In wenigen Jahren bekommen Grundschulkinder einen Rechtsanspruch auf Ganztagsbetreuung. Doch Bayern hinkt massiv hinterher, das Land muss neue Plätze und Vollzeitstellen schaffen. Ein Kraftakt.

Von Viktoria Spinrad

1690 Tage sind es noch, bis der Anspruch auf eine Ganztagsbetreuung für Grundschulkinder in Kraft tritt. Bis dahin haben Politik, Kommunen, Schulen und Träger in Bayern noch eine Menge zu tun. Denn genau wie Nordrhein-Westfalen hängt der Freistaat beim Ausbau hinterher - im bundesweiten Vergleich liegt Bayern beim Ausbau auf dem letzten Platz. Bisher hat knapp jedes fünfte Grundschulkind einen Platz ergattert - in Thüringen hingegen ist die Versorgung mit 89 Prozent fast flächendeckend. Einer Studie zufolge müssen bis 2030 in Bayern 108 000 bis 136 000 zusätzliche Plätze geschaffen werden. Dafür sind dann 4100 bis 7800 Vollzeitstellen zusätzlich nötig. Kann der politische Kraftakt überhaupt klappen?

Wie auch im Schul- und Kita-Bereich herrscht auch im Ganztag bereits jetzt Personalmangel. Teils werden aus der Not Sozialpädagogen eingesetzt, die eigentlich die Familien unterstützen sollten. Viele monieren, dass die Betreuung nach (offener Ganztag) oder zwischen den Schulstunden (gebundener Ganztag) eher einer Aufbewahrungsstelle als einer Bildungsstätte gleicht.

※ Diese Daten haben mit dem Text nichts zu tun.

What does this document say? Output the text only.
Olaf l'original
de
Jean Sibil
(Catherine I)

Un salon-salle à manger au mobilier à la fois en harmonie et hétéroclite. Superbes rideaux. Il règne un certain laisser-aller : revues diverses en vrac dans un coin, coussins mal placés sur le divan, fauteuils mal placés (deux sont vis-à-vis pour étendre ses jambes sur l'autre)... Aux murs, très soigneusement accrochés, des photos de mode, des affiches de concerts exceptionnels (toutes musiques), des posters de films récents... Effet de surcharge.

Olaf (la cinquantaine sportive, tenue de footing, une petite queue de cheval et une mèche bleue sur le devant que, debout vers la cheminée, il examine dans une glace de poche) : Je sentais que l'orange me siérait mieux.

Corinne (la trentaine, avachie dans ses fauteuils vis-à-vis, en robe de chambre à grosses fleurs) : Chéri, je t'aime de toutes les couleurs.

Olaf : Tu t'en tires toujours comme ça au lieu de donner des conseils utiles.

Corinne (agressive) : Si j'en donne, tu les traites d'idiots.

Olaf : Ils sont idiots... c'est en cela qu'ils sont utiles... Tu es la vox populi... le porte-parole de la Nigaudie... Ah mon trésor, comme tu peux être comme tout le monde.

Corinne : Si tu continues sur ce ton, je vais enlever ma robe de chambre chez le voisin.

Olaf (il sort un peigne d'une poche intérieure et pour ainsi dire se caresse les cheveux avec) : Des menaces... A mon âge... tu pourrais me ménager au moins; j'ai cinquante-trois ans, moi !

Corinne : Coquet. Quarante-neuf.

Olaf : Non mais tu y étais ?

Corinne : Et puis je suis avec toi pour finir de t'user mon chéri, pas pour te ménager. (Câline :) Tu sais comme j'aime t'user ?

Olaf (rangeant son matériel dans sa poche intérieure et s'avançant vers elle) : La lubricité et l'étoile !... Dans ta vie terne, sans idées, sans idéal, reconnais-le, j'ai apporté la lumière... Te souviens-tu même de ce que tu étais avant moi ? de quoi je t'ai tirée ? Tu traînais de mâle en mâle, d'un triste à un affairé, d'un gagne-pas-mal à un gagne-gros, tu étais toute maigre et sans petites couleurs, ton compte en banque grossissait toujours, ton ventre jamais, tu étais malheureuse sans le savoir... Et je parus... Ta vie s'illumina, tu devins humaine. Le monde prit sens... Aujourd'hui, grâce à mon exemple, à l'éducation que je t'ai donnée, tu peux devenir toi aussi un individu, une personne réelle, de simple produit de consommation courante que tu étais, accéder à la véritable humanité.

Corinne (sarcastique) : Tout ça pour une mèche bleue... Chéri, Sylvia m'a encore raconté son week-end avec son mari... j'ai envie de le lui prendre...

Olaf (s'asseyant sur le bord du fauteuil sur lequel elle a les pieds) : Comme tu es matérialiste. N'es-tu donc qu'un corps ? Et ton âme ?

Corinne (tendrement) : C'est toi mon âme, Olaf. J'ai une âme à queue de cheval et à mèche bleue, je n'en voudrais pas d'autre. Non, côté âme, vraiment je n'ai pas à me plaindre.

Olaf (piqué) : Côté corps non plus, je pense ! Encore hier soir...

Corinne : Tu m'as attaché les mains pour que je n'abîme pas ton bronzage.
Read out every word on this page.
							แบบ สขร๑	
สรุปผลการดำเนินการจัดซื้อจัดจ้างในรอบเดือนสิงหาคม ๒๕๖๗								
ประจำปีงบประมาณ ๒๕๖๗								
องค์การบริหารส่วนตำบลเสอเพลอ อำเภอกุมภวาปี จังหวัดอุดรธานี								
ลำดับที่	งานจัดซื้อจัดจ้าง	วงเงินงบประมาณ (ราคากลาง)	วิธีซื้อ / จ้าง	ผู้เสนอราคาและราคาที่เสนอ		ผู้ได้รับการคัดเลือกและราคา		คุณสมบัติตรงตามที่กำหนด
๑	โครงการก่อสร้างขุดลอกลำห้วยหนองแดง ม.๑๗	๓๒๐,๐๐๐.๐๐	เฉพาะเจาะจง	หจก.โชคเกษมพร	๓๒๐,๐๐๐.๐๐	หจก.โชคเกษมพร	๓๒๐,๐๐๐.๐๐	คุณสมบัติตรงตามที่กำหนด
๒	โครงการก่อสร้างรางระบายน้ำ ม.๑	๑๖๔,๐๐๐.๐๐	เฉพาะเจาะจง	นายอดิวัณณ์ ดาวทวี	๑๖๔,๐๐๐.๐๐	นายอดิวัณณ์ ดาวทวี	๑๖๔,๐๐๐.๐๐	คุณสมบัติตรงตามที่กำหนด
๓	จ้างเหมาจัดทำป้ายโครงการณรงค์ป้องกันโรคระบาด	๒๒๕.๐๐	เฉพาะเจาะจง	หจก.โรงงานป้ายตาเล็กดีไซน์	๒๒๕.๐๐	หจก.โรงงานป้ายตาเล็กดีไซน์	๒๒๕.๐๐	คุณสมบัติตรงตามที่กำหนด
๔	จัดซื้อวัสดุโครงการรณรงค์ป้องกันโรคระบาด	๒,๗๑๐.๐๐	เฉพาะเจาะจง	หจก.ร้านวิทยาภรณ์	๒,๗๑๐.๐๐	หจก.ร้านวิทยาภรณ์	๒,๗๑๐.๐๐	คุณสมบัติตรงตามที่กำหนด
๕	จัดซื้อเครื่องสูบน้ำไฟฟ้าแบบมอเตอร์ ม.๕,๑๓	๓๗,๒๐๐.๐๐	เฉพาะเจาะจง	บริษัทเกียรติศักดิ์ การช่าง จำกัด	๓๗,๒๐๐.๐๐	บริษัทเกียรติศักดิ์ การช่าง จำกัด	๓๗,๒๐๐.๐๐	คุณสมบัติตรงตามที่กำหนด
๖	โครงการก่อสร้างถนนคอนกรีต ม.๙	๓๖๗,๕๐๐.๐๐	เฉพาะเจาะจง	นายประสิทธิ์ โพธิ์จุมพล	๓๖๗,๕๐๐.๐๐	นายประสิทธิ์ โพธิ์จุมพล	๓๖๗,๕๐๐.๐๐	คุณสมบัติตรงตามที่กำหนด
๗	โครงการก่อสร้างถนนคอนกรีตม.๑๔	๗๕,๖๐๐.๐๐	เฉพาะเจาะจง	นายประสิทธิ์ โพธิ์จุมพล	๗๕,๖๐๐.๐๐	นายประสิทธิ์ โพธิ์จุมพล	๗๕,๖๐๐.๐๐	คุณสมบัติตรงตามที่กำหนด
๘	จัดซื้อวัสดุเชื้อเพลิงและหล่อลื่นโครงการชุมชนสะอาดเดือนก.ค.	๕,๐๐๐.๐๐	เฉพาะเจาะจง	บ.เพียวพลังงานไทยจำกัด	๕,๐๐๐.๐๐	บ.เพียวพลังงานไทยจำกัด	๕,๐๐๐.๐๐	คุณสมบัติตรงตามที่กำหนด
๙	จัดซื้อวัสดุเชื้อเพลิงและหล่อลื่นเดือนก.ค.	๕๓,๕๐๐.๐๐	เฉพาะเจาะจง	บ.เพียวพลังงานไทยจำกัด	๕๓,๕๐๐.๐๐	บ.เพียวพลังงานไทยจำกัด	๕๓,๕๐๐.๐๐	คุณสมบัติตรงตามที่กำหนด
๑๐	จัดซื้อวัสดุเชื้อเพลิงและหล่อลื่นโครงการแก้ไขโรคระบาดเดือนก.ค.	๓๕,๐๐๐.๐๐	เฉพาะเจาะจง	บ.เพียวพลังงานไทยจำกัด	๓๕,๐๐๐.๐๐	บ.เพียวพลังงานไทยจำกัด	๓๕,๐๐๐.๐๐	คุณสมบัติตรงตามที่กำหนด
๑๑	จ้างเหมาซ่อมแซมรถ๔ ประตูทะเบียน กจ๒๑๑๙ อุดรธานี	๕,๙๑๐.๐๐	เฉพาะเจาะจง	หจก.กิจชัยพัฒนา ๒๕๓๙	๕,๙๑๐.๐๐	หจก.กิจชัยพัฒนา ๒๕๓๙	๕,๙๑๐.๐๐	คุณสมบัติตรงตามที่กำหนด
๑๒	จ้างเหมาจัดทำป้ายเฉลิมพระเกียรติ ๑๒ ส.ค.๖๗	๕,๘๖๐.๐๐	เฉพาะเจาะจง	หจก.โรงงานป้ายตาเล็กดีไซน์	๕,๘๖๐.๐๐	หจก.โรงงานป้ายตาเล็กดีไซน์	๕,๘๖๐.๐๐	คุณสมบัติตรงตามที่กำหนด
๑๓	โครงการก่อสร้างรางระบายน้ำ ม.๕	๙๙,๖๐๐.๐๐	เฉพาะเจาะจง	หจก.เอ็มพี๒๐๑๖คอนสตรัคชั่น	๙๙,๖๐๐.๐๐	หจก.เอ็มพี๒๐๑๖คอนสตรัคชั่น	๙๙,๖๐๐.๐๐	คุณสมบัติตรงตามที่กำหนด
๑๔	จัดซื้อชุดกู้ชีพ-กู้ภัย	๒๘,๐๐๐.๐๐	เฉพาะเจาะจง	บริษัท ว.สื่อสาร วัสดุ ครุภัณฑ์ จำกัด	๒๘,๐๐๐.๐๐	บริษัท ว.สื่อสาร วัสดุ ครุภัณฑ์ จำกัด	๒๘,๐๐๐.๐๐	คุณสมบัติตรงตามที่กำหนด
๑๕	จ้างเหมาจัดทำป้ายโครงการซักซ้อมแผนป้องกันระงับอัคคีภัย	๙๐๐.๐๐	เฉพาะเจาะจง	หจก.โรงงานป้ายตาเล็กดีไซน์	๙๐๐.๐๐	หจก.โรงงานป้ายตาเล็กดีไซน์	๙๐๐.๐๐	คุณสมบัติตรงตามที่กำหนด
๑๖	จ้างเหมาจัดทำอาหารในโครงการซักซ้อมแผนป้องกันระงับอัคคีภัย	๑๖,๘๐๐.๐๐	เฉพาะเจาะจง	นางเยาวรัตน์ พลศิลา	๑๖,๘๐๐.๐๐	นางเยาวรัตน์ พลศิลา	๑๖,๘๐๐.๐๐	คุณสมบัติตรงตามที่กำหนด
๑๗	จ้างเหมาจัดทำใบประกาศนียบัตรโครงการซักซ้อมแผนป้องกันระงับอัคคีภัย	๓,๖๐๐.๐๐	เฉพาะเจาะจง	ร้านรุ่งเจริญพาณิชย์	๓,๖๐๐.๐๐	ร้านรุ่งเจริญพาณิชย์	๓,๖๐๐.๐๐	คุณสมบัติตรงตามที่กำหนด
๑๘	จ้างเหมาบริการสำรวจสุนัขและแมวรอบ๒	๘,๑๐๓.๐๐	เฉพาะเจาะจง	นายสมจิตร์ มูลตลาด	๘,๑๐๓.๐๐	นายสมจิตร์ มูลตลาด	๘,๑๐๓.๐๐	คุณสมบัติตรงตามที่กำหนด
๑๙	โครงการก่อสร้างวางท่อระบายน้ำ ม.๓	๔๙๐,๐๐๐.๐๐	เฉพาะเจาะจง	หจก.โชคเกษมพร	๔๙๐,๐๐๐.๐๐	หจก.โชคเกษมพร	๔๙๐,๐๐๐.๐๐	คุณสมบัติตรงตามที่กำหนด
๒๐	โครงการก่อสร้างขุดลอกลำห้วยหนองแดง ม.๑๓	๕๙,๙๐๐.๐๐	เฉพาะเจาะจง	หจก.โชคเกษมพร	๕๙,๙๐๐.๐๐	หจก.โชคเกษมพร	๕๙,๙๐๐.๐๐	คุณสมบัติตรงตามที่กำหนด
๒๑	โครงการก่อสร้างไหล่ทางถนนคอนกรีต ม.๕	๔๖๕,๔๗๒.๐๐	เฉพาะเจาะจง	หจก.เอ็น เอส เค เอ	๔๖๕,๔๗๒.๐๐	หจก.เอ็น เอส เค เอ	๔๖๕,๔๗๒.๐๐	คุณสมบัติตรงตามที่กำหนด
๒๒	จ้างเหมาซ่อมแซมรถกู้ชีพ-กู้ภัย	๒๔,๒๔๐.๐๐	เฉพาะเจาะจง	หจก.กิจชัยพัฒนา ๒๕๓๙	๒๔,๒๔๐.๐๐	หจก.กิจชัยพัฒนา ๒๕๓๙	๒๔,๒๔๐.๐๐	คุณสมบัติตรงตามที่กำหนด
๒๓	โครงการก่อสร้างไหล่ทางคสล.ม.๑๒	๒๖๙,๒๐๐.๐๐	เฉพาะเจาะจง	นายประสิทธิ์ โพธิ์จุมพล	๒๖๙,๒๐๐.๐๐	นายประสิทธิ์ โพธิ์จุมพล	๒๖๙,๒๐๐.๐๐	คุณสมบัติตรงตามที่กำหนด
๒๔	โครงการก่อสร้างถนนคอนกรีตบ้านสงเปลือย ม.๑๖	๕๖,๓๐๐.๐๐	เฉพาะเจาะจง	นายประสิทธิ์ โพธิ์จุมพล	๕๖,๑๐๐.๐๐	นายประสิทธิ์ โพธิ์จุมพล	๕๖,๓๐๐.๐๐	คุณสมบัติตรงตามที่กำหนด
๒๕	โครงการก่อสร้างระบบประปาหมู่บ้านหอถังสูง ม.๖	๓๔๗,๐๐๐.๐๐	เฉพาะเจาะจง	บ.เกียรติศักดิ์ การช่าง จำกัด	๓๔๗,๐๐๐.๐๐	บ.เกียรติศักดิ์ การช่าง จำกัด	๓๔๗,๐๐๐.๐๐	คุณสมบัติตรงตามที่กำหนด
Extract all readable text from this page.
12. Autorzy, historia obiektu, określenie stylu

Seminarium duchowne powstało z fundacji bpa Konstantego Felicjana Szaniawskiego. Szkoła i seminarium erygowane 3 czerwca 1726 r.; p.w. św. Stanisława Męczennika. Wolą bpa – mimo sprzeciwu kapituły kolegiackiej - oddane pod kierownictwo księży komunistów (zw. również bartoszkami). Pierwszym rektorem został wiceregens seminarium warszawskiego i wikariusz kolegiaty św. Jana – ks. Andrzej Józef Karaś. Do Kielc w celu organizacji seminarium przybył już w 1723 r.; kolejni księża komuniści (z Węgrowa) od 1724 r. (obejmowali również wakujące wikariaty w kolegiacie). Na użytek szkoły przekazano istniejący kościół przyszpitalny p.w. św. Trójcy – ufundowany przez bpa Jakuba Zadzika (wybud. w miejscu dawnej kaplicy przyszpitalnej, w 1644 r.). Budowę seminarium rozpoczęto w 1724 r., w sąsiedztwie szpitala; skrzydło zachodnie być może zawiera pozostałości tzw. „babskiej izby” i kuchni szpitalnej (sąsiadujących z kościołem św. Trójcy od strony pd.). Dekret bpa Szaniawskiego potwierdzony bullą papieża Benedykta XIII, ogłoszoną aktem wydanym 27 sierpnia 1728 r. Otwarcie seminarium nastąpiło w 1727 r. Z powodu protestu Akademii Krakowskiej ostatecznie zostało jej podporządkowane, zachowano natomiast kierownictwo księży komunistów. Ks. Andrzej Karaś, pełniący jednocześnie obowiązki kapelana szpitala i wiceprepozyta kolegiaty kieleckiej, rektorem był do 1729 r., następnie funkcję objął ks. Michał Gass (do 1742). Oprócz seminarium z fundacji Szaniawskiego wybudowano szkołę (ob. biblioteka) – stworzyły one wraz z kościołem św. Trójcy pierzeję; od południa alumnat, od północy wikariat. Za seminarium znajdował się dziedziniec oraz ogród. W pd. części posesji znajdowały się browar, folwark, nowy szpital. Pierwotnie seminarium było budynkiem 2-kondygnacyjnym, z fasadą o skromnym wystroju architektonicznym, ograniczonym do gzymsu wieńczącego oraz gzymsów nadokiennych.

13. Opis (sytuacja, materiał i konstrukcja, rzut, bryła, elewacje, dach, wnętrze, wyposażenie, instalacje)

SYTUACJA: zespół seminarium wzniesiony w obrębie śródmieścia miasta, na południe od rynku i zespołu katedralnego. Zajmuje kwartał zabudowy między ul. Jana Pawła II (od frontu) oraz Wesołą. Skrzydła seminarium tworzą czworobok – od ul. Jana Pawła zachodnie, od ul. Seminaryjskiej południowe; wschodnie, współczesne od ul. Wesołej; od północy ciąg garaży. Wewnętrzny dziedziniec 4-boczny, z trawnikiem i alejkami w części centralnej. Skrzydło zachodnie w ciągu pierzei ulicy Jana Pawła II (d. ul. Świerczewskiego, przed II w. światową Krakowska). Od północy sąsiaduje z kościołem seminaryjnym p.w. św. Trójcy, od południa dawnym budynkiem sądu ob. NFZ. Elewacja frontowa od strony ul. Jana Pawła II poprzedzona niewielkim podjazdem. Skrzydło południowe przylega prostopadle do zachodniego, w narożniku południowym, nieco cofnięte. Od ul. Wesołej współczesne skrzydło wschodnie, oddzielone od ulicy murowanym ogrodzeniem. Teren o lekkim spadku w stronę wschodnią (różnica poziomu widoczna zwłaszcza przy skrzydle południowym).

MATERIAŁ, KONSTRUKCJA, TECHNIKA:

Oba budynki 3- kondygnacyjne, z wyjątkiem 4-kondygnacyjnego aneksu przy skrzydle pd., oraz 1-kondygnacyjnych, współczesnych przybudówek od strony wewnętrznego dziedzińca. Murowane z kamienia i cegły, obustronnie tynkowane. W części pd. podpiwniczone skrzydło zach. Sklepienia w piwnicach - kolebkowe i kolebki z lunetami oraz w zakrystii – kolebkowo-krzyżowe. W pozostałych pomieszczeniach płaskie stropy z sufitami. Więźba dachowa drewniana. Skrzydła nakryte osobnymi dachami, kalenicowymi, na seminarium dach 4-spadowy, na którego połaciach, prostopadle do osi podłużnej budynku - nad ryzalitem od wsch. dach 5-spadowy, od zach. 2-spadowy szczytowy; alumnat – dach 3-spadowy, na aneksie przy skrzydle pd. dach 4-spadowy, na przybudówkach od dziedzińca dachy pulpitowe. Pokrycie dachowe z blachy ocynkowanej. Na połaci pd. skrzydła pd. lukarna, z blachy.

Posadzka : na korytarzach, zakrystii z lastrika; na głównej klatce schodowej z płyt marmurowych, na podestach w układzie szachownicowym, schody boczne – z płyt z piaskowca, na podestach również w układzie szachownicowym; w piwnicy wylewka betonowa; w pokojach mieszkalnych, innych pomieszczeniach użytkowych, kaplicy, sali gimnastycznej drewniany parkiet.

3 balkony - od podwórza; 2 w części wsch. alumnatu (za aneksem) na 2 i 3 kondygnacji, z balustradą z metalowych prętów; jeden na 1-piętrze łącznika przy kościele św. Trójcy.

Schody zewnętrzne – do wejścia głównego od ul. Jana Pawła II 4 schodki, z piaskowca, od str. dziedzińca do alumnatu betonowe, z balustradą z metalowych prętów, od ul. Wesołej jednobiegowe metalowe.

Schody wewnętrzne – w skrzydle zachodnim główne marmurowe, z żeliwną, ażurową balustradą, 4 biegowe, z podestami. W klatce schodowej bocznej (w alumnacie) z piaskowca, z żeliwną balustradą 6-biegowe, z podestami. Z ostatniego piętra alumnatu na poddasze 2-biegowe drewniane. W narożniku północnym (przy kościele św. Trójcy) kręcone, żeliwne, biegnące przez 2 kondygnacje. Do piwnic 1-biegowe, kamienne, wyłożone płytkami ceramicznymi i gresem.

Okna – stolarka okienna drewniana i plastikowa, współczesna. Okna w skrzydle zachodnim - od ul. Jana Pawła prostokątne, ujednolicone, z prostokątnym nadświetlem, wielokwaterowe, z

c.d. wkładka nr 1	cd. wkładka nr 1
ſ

Zudem gleicht die geografischen Verteilung einem Flickenteppich, wie eine Anfrage der SPD-Fraktion im Landtag zeigt. In den Landkreisen Rhön-Grabfeld, Ostallgäu oder Mühldorf am Inn etwa gibt es nur für einen Bruchteil der Grundschüler Angebote - höchstens sechs Prozent haben dort im Jahr 2020 einen Ganztagsplatz bekommen. Wobei es freilich Gegenden gibt, besonders ländlich geprägte etwa, in denen die Nachfrage etwas geringer sein dürfte. Aktuell gibt es bayernweit 6550 Gruppen im offenen Ganztag, 5865 Gruppen in der Mittagsbetreuung und 4660 Klassen im gebundenen Ganztag. Gerade bei letzteren beiden stagniert der Ausbau seit Jahren.

In den Städten ist der Ganztag sehr gefragt

Anders sieht es in den Städten aus, in denen Eltern oft beide arbeiten und möglicherweise weniger Unterstützung von Großeltern haben, die vielleicht weiter weg wohnen. So fallen die Zahlen etwa in Hof, Würzburg und Aschaffenburg anders aus - dort liegen die Quoten bei mehr als 50 Prozent. Was tendenziell aber immer noch unter der Nachfrage liegt. Laut einer Umfrage befürworten 60 Prozent den Ausbau des Ganztags, 20 Prozent sind neutral, weitere 20 Prozent sind dagegen. Wie sehr es beim Ganztag drunter und drüber geht, zeigt ein Bericht des Obersten Rechnungshofs aus dem Jahr 2016. Chaotische Finanzierung, nicht erfüllte Voraussetzungen - "die vorgegebenen Schablonen passen schlichtweg nicht zur Realität", sagt Matthias Fischbach, parlamentarischer Geschäftsführer und bildungspolitischer Sprecher der FDP-Fraktion im Landtag.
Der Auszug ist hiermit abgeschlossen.